Seems like harvesting popple would work good with a two or three guys on the ground just dropping across the trail, and someone else on a forwarder as covered in simon’s post. It could be like the old stump-cutting routine. Ever try it?
January 16, 2011 at 7:06 pm #64867Michael ColbyParticipantIt’s all sleigh rides for me this winter. And I miss the trees. They don’t talk.
January 17, 2011 at 3:47 am #64875TaylorJohnsonParticipantI use my logging arc to skid and I work by my self to , I have worked with guys before to cut this type of wood but most of the time I am alone. Some day I cut a tank and then skid, cut a tank and skid ,…. as much as I can . Then I take the horse back to the corral , put harnesses away , feed , grain , water. And most days I am cutting up skids in the dark after the horses are tended to. When my landing is full I hook up my loader to sort and pile. I try to get about 15 cord a week on this job.
Mr Alger, I read a story about you today and it was great. I also likes the video. I hope when I am 70 I can log like you. My Grandpa logged into his 80’s so I hope I can be like you guys . Taylor JohnsonJanuary 17, 2011 at 4:08 am #64868Scott GParticipantCutting conifers (lodgepole, pondo, & D-fir) out of aspen for aspen stand restoration at about 9000′ elevation. Not to severe of a winter, easy ground, so pretty enjoyable overall. Material is chip wood & fence rails.
Last couple of days cutting in a steep deep hole on the north side of the mountain where the entire stand of lodgepole blew down a couple of years ago. That is strictly a sanitation/salvage show with mostly firewood and a few posts/poles.
No shortage of work…
January 17, 2011 at 4:39 am #64873dominiquer60ModeratorSeed orders and trying to keep up with the youngsters training, hopefully I will help Dale saw up enough siding to enclosed our sugar shack this week. Last week was the first time I got to see the old Ireland mill go to work, it is a dandy.
Erika
January 17, 2011 at 2:18 pm #64866Carl RussellModeratorI have 13 forestry plans that need updating by 4/1/11… at about 10 hours/plan average. This has been kind of distracting from the logging work I have lined up. I am also overseeing three other jobs, two skidder operations, and one horse job (Brad Johnson), including marking trees and inspections.

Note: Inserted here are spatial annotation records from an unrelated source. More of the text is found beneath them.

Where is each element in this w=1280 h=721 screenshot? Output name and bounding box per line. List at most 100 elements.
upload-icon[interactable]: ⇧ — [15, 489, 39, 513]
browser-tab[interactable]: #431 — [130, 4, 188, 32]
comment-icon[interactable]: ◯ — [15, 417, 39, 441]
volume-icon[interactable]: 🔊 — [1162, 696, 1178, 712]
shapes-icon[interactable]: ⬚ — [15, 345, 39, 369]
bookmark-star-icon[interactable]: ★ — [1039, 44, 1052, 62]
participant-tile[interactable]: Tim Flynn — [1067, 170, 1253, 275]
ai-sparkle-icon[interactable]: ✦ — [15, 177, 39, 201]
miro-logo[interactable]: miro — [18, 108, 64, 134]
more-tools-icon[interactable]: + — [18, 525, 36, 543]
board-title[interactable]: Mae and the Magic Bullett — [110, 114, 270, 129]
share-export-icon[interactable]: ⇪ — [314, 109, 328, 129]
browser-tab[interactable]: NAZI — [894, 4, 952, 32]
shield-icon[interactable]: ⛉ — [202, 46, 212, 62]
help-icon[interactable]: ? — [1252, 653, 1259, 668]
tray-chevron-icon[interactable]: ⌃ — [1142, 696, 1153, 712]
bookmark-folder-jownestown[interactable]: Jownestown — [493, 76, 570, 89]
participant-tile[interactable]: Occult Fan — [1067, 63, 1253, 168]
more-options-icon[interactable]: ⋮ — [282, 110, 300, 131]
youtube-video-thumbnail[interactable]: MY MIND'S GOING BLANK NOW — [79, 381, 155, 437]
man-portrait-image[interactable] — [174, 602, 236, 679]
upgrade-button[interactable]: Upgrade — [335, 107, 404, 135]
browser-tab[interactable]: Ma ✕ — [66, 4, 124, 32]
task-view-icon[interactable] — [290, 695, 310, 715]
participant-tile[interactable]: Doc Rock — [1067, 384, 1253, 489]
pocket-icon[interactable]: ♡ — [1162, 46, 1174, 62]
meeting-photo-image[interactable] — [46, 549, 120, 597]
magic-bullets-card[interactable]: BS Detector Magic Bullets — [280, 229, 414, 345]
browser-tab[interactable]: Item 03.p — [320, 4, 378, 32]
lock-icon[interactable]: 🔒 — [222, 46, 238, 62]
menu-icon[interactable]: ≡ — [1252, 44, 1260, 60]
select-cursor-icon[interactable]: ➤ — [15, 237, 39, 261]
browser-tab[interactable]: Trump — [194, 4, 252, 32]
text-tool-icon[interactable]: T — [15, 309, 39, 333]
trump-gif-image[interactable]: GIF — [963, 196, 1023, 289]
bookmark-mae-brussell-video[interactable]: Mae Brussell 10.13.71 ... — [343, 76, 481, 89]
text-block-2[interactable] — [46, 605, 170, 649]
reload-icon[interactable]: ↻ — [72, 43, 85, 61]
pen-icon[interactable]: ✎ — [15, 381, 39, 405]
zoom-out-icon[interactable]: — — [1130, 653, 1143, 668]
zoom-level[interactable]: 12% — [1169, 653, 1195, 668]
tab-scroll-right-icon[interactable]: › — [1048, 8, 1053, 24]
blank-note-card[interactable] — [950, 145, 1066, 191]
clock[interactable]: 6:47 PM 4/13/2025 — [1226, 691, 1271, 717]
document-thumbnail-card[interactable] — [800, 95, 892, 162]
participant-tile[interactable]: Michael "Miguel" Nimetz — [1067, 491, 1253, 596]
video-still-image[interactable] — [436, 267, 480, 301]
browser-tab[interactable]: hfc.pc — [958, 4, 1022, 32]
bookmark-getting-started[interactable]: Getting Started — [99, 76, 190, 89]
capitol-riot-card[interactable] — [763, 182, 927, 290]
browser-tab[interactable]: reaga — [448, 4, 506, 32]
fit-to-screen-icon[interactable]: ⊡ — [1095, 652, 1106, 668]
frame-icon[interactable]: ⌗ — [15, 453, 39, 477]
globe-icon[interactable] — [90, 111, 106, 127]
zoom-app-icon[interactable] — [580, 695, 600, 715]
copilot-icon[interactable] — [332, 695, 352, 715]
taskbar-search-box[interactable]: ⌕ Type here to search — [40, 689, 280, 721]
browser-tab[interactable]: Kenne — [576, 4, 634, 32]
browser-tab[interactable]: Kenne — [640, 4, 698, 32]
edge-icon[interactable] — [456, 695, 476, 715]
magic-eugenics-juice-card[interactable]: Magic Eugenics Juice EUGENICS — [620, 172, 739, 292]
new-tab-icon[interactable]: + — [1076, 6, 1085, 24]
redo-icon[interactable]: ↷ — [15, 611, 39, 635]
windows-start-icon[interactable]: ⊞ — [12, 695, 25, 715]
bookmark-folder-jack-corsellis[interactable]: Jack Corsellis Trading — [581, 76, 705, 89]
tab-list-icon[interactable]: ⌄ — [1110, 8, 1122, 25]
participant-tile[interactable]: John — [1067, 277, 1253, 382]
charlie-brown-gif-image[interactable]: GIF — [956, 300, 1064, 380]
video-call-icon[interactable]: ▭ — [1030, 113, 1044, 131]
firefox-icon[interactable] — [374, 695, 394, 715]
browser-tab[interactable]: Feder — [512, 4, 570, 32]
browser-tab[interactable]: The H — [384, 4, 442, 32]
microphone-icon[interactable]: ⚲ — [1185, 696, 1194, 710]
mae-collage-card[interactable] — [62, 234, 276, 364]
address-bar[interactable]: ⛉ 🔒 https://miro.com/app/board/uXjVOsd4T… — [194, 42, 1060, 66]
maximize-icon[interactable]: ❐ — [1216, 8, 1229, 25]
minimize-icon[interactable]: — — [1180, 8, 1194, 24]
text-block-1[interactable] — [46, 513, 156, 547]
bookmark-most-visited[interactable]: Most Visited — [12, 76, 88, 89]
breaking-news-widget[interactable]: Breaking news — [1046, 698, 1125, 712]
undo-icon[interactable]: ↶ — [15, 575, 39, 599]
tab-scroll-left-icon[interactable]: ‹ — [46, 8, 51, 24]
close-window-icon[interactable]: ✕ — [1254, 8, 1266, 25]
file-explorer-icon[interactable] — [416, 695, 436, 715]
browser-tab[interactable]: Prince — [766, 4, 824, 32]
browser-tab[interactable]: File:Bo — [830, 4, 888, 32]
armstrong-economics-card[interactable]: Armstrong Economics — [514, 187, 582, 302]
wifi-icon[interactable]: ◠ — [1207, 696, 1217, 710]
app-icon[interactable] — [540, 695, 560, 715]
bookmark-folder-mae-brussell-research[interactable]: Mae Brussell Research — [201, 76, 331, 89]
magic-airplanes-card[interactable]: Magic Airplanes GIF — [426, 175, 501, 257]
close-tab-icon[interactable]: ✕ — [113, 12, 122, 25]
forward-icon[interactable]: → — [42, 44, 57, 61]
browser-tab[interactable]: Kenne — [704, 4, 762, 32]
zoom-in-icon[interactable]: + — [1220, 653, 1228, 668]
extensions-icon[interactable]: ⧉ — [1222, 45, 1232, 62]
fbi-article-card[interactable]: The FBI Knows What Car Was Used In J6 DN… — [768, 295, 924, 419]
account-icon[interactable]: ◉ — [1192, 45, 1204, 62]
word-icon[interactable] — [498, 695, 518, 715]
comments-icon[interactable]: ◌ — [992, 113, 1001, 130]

Putting new shoes on this week, breaking trails, and starting to cut red pine poles, and fuelwood. Conditions are just about perfect right now.
Carl
January 17, 2011 at 2:20 pm #64876LStoneParticipantI am working the day job to pay the bills. I continue to work my three “bigguns” in the woods doing my own thing on the old “Stonestead”. I have been busy lately, so not too much time to spend with them. We’ve caught a couple paying gigs for the wagon and team, and I am driving wagons and sleighs commerically for a local farm part time. Feeling okay about the way things are working out now. What I am lacking on working my own I am trying to make up by learning new skills and experiences. Remembering that patience and persistance will get me where I want to be in knowlege and skills.